My dad was concerned that both the blood loss and the shock were greater than what had been estimated. He suggested that supplies for transfusion be made available in the event that they were needed quickly. Then The kid's blood pressure was taken. It was 140/90, which is somewhat high, but appropriate fir a patient who is in pain. The reading would not have been indicative of major blood loss. It was then that one of the nurses, who had a daughter in one of the boys' classes and who volunteered weekly in her daughter's class, clued my dad in. "He's not in shock. That's not what caused him not to know his name. He really doesn't know whether he's Dodd or Todd. This kid's no rocket scientist."

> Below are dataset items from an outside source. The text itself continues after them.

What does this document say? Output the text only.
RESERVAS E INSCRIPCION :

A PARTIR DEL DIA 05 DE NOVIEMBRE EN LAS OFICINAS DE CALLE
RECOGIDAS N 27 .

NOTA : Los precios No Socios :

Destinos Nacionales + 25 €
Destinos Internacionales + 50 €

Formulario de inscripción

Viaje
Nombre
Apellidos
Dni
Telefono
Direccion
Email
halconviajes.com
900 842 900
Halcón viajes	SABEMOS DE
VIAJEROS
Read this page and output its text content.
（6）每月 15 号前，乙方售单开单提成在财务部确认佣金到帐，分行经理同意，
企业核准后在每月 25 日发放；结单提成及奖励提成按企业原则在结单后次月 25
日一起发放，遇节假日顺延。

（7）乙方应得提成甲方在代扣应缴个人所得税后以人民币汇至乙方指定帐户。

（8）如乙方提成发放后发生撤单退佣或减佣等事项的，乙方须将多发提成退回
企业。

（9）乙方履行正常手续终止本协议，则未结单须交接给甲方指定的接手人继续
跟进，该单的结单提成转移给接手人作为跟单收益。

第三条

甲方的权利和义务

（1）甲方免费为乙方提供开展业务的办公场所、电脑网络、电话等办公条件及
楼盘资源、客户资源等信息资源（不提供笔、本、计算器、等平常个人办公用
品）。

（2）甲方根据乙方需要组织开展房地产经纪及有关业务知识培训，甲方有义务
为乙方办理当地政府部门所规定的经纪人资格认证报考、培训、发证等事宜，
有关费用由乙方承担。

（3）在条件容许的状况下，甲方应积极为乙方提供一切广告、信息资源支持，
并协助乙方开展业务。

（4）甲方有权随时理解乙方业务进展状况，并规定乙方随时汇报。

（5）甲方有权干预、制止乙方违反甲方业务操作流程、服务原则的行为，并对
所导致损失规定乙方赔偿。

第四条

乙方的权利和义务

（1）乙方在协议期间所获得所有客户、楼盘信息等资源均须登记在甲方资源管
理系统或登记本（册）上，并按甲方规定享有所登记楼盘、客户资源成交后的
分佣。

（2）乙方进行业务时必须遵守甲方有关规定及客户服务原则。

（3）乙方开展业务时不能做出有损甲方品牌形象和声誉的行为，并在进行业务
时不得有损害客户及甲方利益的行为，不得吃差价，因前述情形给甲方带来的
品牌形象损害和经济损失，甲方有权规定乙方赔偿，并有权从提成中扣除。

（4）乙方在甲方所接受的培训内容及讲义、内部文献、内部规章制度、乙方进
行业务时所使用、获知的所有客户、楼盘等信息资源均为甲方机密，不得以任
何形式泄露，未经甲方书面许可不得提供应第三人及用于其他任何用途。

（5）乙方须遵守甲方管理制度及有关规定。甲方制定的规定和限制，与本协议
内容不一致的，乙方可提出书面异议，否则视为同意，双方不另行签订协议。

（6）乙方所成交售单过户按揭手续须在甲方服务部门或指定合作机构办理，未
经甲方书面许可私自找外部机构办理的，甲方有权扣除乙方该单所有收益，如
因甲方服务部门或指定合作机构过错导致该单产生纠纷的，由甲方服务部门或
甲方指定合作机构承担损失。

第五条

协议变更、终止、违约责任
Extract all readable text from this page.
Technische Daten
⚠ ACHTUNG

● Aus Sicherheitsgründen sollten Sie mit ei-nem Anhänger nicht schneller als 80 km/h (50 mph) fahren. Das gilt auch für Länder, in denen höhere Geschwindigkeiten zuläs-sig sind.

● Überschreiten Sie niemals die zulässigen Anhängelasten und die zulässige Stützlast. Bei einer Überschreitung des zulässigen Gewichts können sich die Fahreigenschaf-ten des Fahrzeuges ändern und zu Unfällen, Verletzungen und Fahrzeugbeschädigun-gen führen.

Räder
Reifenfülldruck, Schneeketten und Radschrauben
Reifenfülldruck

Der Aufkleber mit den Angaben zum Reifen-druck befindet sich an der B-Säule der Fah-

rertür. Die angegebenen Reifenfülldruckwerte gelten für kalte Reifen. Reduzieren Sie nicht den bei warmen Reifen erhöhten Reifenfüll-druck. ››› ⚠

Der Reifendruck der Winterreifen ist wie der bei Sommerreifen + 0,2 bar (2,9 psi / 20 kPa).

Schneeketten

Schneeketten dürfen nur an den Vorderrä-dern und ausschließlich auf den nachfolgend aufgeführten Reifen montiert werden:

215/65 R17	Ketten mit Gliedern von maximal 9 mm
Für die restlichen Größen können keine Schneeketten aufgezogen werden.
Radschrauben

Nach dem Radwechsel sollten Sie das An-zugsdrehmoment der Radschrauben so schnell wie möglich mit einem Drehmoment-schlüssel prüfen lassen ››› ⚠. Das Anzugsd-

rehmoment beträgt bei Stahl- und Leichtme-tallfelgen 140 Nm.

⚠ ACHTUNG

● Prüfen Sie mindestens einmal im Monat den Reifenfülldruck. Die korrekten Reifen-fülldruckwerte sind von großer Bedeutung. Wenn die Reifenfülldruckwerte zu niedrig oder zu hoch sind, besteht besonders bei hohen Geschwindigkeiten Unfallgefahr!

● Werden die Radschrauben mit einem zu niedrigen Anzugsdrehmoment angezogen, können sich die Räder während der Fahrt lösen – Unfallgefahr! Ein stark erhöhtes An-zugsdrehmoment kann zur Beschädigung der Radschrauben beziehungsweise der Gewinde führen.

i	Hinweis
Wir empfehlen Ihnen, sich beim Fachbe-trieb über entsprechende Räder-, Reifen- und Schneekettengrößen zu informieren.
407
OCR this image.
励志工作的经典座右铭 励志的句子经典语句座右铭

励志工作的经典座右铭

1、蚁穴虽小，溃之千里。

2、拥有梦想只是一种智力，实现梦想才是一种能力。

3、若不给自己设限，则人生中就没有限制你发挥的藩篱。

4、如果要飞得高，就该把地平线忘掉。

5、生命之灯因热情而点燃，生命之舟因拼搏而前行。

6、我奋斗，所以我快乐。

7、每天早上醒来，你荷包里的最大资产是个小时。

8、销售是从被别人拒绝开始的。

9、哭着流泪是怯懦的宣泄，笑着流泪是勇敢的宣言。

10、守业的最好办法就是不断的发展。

My parents never intentionally socialized with Dr. and Mrs. Dr. Warnock but sometimes found themselves at the same hospital-related social functions. My dad disliked functions of those sorts, or at least that's the excuse he gives, and he needs to imbibe freely in order to make it through them. Consumption of alcohol reduces what little filter my dad has in the first place. If, at any of those functions, one of the Warnocks ended up anywhere near my dad, he would start in on the topic of what would possess someone to name their twins Dodd and Todd. "Dodd isn't evn an actual name," my dad would opine. Sometimes he would add, "Why didn't you name the other one God. God and Todd Warnock. Maybe it would be a bit blasphemous, but it's closer to a real name than Dodd is.Or you could spell Todd T-o-d. Or you could spell God G-o-d-d. Or you could just not worry about matching the spellings. Or, better still, you could not even rhyme the names. You could have named them something like Eric and David. Then maybe they wouldn't be the dysfunctional little blobs that they're turning out to be." My mom would inevitably appear and pull my father away before violence erupted.
It's probably good that my parents moved away from that community when they did. Dr. Warnock may have more in common with Charles Manson than just the crazed appearance.